Multiple attempts were made by the Valley Advocate to contact store owners, but there was no response.

 

In Greenfield, where voters approved Question 4 by 64 percent, Mayor William Martin said he hasn’t received any negative feedback from residents about the decision to institute an 18-month moratorium on recreational marijuana.

“The Board of Health passed an ordinance maybe three years ago and it limited the sale of tobacco products and restricted in-house sales of coffee and food with tobacco,” Martin said. “I don’t know if we’re going to have to change that ordinance if the state comes up with a different type of law that will supercede our ordinance on tobacco.”

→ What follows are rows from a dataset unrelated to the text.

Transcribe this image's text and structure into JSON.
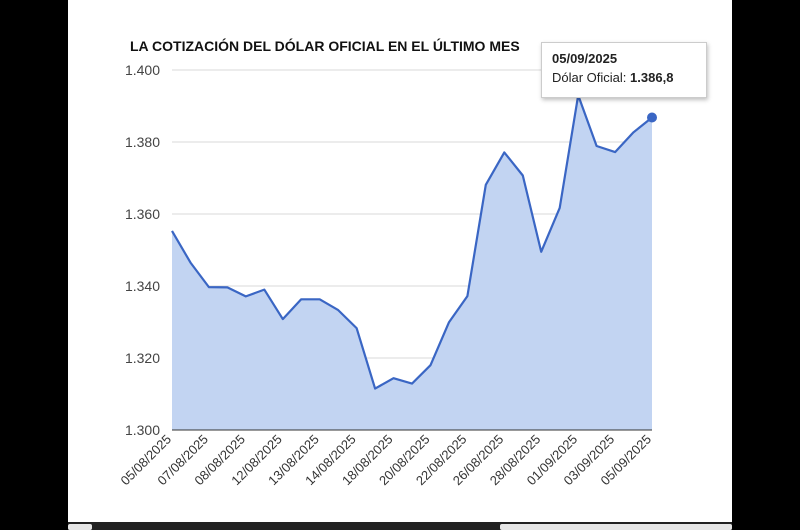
{
  "chart_data": {
    "type": "area",
    "title": "LA COTIZACIÓN DEL DÓLAR OFICIAL EN EL ÚLTIMO MES",
    "xlabel": "",
    "ylabel": "",
    "ylim": [
      1300,
      1400
    ],
    "y_ticks": [
      "1.300",
      "1.320",
      "1.340",
      "1.360",
      "1.380",
      "1.400"
    ],
    "y_tick_values": [
      1300,
      1320,
      1340,
      1360,
      1380,
      1400
    ],
    "grid": true,
    "x_tick_labels": [
      "05/08/2025",
      "07/08/2025",
      "08/08/2025",
      "12/08/2025",
      "13/08/2025",
      "14/08/2025",
      "18/08/2025",
      "20/08/2025",
      "22/08/2025",
      "26/08/2025",
      "28/08/2025",
      "01/09/2025",
      "03/09/2025",
      "05/09/2025"
    ],
    "series": [
      {
        "name": "Dólar Oficial",
        "color": "#3a66c4",
        "fill": "#c2d4f2",
        "values": [
          1355.3,
          1346.5,
          1339.7,
          1339.6,
          1337.1,
          1339.0,
          1330.8,
          1336.3,
          1336.3,
          1333.3,
          1328.3,
          1311.5,
          1314.4,
          1312.9,
          1318.0,
          1329.9,
          1337.2,
          1368.1,
          1377.1,
          1370.7,
          1349.5,
          1361.7,
          1393.0,
          1378.9,
          1377.2,
          1382.7,
          1386.8
        ]
      }
    ]
  },
  "tooltip": {
    "date": "05/09/2025",
    "label": "Dólar Oficial:",
    "value": "1.386,8"
  }
}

He said the moratorium was put into place in order for the city to “be informed before we make another decision.”

The town of Amherst is looking to compete with other communities in the Pioneer Valley when it comes to attracting recreational weed businesses, but isn’t planning on changing its economic development plans based on the new industry, Amherst Economic Development Director Geoff Kravitz said.

“We’re trying to stay competitive and say, ‘Hey, if it’s going to happen nearby and there’s a market we might as well figure out how we could do it responsibly in town,’” he said. “The support from the ballot measure was overwhelming. We see that it’s something that the community wants and that’s why we’re trying to be responsive to the voters.”

Easthampton residents have engaged in a dialogue with public officials about recreational marijuana retail outlets at one public meeting thus far. City Planner Jessica Allan said the resounding message from residents has been to “keep it out of downtown,” with more people amenable to keeping recreational pot businesses in mill and industrial areas.

The city’s Planning Board will also soon consider a moratorium on retail businesses that sell recreational marijuana.

Justin Bergeron, co-owner of Head Eaze, a shop that sells pipes and vaporizers in downtown Easthampton, said he’s thinking about applying for a license from the state to sell recreational marijuana at his shop, which moved from North Adams to Easthampton two months ago.

“It might be something out of our price range when the time comes,” he said. “I’m not sure what the regulations are going to be.”

Since moving to Easthampton, the business has been welcomed by customers — half of which are people over the age of 50 — as well as the community, Bergeron said.

“Even members of the Planning Board have come in after we’ve opened up to check us out … The town’s been really great. We haven’t had any negative things that we’ve noticed,” he said.

The shop started as a clothing store at its North Adams location and gradually started selling pipes and other smoking products, he said. Before legalization of recreational weed, Bergeron never talked about marijuana in his store.

“I can speak freely with people. I can advocate with them about the benefits of pot; have conversations about growing things like that and people can ask me questions. I don’t have to tell them that they can’t say things like that in the shop,” Bergeron said. “It’s very liberating because people have hide something so benign and so beneficial even. For that to be criminalized for so long and for this whole large section of society to be viewed as or feel like a criminal just because they choose to smoke a joint instead of getting shitfaced; It’s just ridiculous.”